New national study finds boxing injuries on the rise; youth head injury rates also concerning
The risk and nature of injury in the sport of boxing has generated a great deal of controversy in the medical community, especially in relation to youth boxing. A new study, conducted by researchers in the Center for Injury Research and Policy of The Research Institute at Nationwide Children's Hospital, examined boxing injuries among participants 6 years of age and older from 1990 to 2008.
During the 19-year study period, an average of 8,700 boxing injuries were treated in United States emergency departments each year, and approximately 2,500 of those injuries were to children and adolescents 6 to 17 years of age. The number of boxing injuries each year increased 211 percent during the study, climbing from 5,361 injuries in 1990 to nearly 17,000 injuries in 2008.
According to the study, released online February 28, 2011 by the American Journal of Preventive Medicine, the most common injury diagnosis was a fracture (28 percent). The hand was the most frequently injured body region (33 percent), followed by the head and neck (23 percent). While the majority of injuries occurred at a sports or recreation facility (54 percent), one-third of the injuries (34 percent) occurred at home.

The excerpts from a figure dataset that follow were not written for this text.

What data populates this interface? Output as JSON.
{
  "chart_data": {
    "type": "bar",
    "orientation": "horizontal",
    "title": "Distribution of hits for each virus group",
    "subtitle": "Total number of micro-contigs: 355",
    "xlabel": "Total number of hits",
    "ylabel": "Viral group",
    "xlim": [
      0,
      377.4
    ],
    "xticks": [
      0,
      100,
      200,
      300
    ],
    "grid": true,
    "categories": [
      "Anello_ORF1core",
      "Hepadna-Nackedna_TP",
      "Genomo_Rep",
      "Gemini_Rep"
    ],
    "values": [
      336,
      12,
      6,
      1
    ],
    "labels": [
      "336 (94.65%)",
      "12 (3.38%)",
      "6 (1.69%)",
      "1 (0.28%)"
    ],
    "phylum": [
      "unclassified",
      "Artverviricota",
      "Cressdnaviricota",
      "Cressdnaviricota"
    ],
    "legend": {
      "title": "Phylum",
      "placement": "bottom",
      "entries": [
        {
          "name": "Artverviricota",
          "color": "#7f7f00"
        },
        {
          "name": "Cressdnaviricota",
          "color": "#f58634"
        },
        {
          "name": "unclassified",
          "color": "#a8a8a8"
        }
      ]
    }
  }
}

The most concerning discovery from the study was the similar proportion of concussions/closed head injuries (CHIs) among the age groups (9 percent among 12-17 year olds, 8 percent among 18-24 year olds and 9 percent among 25-34 year olds).
"We expected a smaller proportion of concussions/CHIs among younger boxers, since they generate a lower punch force," said Gary Smith, MD, DrPH, senior author of the study and director of the Center for Injury Research and Policy at Nationwide Children's Hospital. "The fact that young boxers are experiencing a similar proportion of concussions and CHI's as older boxers is extremely concerning given the potential risk of developing chronic traumatic encephalopathy (CTE) with repetitive brain trauma. These repetitive blows to the head may be placing boxers under 18 years of age at risk for neurological impairment and psychological problems due to CTE."
The findings from this study support the position of medical societies that oppose boxing, especially among youth.
"Although there is risk of injury with most sports, boxing is unique because participants are rewarded for intentionally striking their opponent in the face and head with the intent of harming or incapacitating them," said Dr. Smith, also a professor of Pediatrics at The Ohio State University College of Medicine. "The increasing number of boxing injuries, coupled with the potential long-term consequences of these injuries, suggests that increased injury prevention efforts are needed."
This is the first nationally representative study to examine boxing injuries treated in emergency departments. Data for this study were obtained from the National Electronic Injury Surveillance System (NEISS), which is operated by the U.S. Consumer Product Safety Commission. The NEISS dataset provides information on consumer product-related and sports and recreation-related injuries treated in hospital emergency departments across the country. Boxing participation data were obtained from the Superstudy of Sports Participation.